If you’re already attending a high ranked school, transferring may still be a good option for you. Students at tier 1 schools use their first semester grades to rank up and transition into Ivy League schools. If you fall into this category, transferring can be beneficial, especially if you desire to work in BigLaw. However, please be aware that by transferring you may miss the chance to join law review, moot court or mock trial, as most schools would have already selected their teams in the prior semester. These extracurriculars are crucial in developing skills that could serve you well as an attorney. Additionally, participation is a great way to broaden your network and improve your chances of securing a job offer. So, if you’re currently at a good school, seriously consider the opportunities you may miss out on by transferring.
3. Are You Committed to a Specific Job Market?
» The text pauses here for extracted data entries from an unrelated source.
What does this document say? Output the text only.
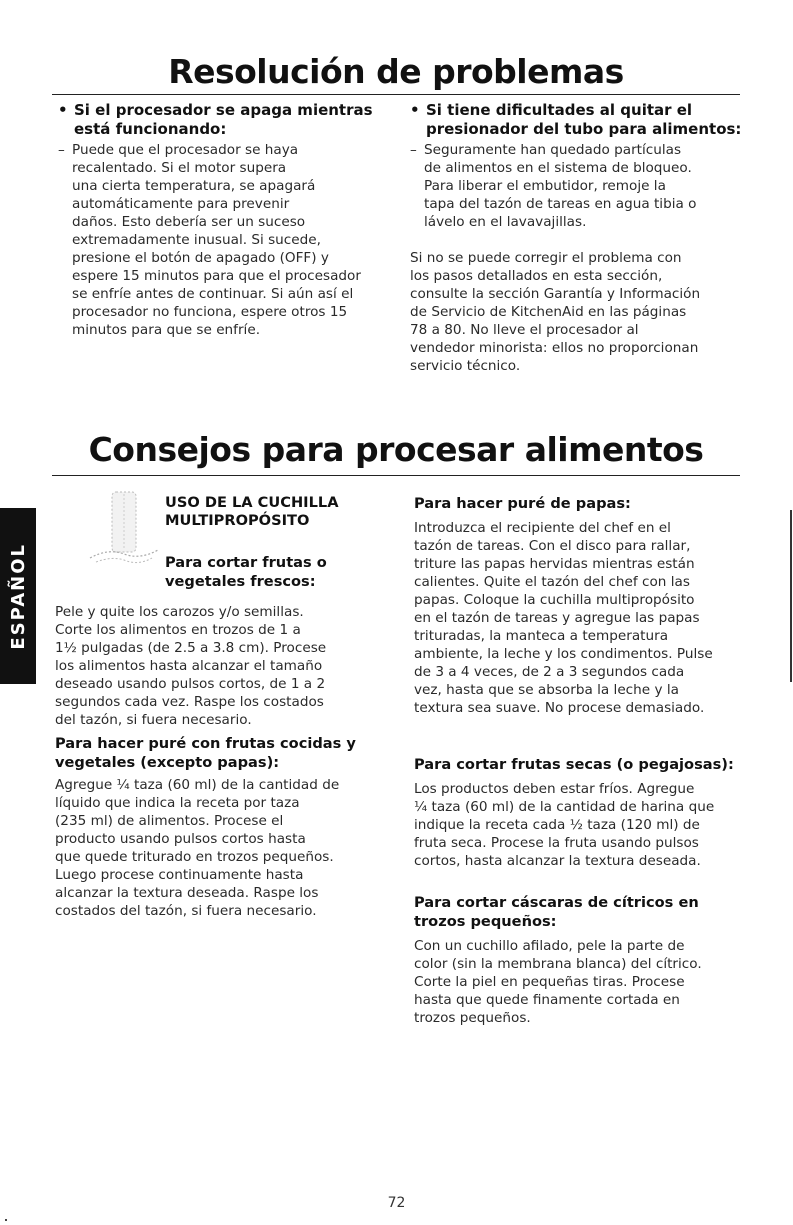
Resolución de problemas
• Si el procesador se apaga mientras
está funcionando:
– Puede que el procesador se haya
recalentado. Si el motor supera
una cierta temperatura, se apagará
automáticamente para prevenir
daños. Esto debería ser un suceso
extremadamente inusual. Si sucede,
presione el botón de apagado (OFF) y
espere 15 minutos para que el procesador
se enfríe antes de continuar. Si aún así el
procesador no funciona, espere otros 15
minutos para que se enfríe.
• Si tiene dificultades al quitar el
presionador del tubo para alimentos:
– Seguramente han quedado partículas
de alimentos en el sistema de bloqueo.
Para liberar el embutidor, remoje la
tapa del tazón de tareas en agua tibia o
lávelo en el lavavajillas.
Si no se puede corregir el problema con
los pasos detallados en esta sección,
consulte la sección Garantía y Información
de Servicio de KitchenAid en las páginas
78 a 80. No lleve el procesador al
vendedor minorista: ellos no proporcionan
servicio técnico.
Consejos para procesar alimentos
ESPAÑOL
USO DE LA CUCHILLA
MULTIPROPÓSITO
Para cortar frutas o
vegetales frescos:
Pele y quite los carozos y/o semillas.
Corte los alimentos en trozos de 1 a
1½ pulgadas (de 2.5 a 3.8 cm). Procese
los alimentos hasta alcanzar el tamaño
deseado usando pulsos cortos, de 1 a 2
segundos cada vez. Raspe los costados
del tazón, si fuera necesario.
Para hacer puré con frutas cocidas y
vegetales (excepto papas):
Agregue ¼ taza (60 ml) de la cantidad de
líquido que indica la receta por taza
(235 ml) de alimentos. Procese el
producto usando pulsos cortos hasta
que quede triturado en trozos pequeños.
Luego procese continuamente hasta
alcanzar la textura deseada. Raspe los
costados del tazón, si fuera necesario.
Para hacer puré de papas:
Introduzca el recipiente del chef en el
tazón de tareas. Con el disco para rallar,
triture las papas hervidas mientras están
calientes. Quite el tazón del chef con las
papas. Coloque la cuchilla multipropósito
en el tazón de tareas y agregue las papas
trituradas, la manteca a temperatura
ambiente, la leche y los condimentos. Pulse
de 3 a 4 veces, de 2 a 3 segundos cada
vez, hasta que se absorba la leche y la
textura sea suave. No procese demasiado.
Para cortar frutas secas (o pegajosas):
Los productos deben estar fríos. Agregue
¼ taza (60 ml) de la cantidad de harina que
indique la receta cada ½ taza (120 ml) de
fruta seca. Procese la fruta usando pulsos
cortos, hasta alcanzar la textura deseada.
Para cortar cáscaras de cítricos en
trozos pequeños:
Con un cuchillo afilado, pele la parte de
color (sin la membrana blanca) del cítrico.
Corte la piel en pequeñas tiras. Procese
hasta que quede finamente cortada en
trozos pequeños.
72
If you’re committed to a specific job market, then transferring may be a good option if you have strong grades and if your current school has limited reach to access the job market you would like to work in after graduation. Breaking into the legal job market is a difficult hurdle and sometimes just having a certain school on your resume can help to improve your chances. However, I truly believe that developing a strong network in the job market of your interest can help to increase your chances. I recommend really weighing the burdens and benefits of the transfer process before making this decision solely based on your job market of choice.
4. Can You Handle Increased Tuition?
Finally, another factor to consider, is whether you have the financial capacity to handle increased tuition costs. Unfortunately, transfer students are sometimes exempt from scholarship opportunities, which means, you may be required to pay the full sticker tuition cost. If you’re on a scholarship at your current law school, you should especially take this factor into consideration. Even if you have good grades, it may not necessarily be worth it to transfer and risk increasing your debt. Now, if you’re able to handle this cost, then transferring could still be a good option for you. However, truly consider the other risks of transferring and determine whether this option is worth it.
If you make the decision to transfer, I wish you all the best!